With the Major League Baseball regular season winding down into its last week, there are frenetic finishes found in the divisions everywhere, ranging from the AL West with Texas and Oakland, to the AL Central with Detroit and Chicago and the NL East with Washington and Atlanta.

Combine that with the second wild-card this year and every team appears to be in the running for the last spot. But there is one team that is on cruise control and can afford the luxury of not pushing any of their starters: the San Francisco Giants

However, there is one glaring weakness shrouding the Giants’ playoff aspirations right now, and that is the playoff rotation. After Matt Cain, the ace pitcher that owns a perfect game this year and didn’t allow a single earned run in the Giants’ postseason run in 2010, there is chaos. 

Madison Bumgarner appears to be slowing down in the second half due to tiredness, posting a 4.84 ERA in September and a strikeout-to-walk ratio of 2.11, much different from his season K/BB rate of 3.98. 

Tim Lincecum, while improving in the second half, lowering his ERA to under 5.00 (albeit briefly) and maintaining a high strikeout rate, just isn’t the pitcher he was in 2010 and certainly won’t magically re-appear, at least not this year.

One can toss out a good luck/bad luck, BABIP (batting average of balls in play) this, BABIP that argument, but he just isn’t as efficient and has trouble locating the fastball in all situations. 

Even with Bumgarner’s and Lincecum’s recent struggles, they have the postseason experience to warrant starting honors. It is the next two pitchers in the previously vaunted starting rotation that are providing the dilemma. 

One of those is Barry Zito, the pitcher ridiculed for his inability to live up to his enormous contract but that has been pitching spectacularly of late (although when looking into the stats, he is relatively the same pitcher).

The other feel-good story is Ryan Vogelsong, who had a phenomenal first half followed by a disastrous seven-start stretch where he couldn’t get anyone out due to lack of command and plain stubbornness with his fastball. 

So who starts Game 4? Give it to the man asked to sit out the entire 2010 playoffs searching for redemption, or keep the pitcher who wasn’t even pitching in the MLB just two years ago a chance to continue that storybook ending?

The answer is both. It doesn’t matter who starts; both will be able to pitch in the same game. Right now, even with Vogelsong’s strong last two starts, neither pitcher is good enough to get through six to seven innings unscathed against the high-octane offenses of the Cincinnati Reds or Washington Nationals.

Keeping both starters in to face the lineup only twice will limit the damage. Pitching either Zito/Vogelsong for the first three or four innings and the other the latter three or four will work. 

It may seem a little outlandish but it isn’t out of the question of having a tag-along pitcher.
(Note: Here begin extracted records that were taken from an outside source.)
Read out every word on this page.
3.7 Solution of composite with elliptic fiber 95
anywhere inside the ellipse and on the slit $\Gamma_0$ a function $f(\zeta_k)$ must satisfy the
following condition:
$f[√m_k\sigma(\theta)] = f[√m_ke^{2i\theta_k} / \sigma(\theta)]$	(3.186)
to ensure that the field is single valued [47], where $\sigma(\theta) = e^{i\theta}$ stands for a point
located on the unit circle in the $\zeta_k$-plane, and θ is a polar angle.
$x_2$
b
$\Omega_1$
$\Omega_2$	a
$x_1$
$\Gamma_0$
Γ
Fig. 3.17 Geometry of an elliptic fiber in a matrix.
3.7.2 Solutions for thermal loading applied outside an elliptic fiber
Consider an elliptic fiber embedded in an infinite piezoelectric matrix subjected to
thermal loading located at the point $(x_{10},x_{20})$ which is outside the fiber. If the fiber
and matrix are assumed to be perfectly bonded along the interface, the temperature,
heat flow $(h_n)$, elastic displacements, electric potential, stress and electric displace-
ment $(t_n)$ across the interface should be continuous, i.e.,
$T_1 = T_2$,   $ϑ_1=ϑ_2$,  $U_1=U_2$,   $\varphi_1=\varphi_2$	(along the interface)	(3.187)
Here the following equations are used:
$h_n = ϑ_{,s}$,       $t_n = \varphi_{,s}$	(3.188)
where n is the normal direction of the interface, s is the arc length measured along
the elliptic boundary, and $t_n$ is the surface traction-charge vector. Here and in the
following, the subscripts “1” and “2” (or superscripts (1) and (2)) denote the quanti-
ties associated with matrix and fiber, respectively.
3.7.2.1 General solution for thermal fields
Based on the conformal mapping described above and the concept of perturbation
The Colorado Rockies did it this year (with little success, but that’s mostly a testament to how bad their pitching is) and it would behoove the Giants not to at least try. 

In reality, all the Giants need is to have one pitcher get hot. Matt Cain is the ace and Bumgarner’s regular-season totals back him as a solid No. 2, but the most important aspect of their success will be whether Lincecum, Zito or Vogelsong can pitch well. 

It doesn’t matter who is starting or who isn’t. Both Zito and Vogelsong will have opportunities to shine. Fortunately and somewhat surprisingly, they won’t have to be perfect because the offense has shown its ability to carry the team, something that hasn’t been said since the 2002 playoffs. 

The Giants are hoping this one ends like 2010 instead.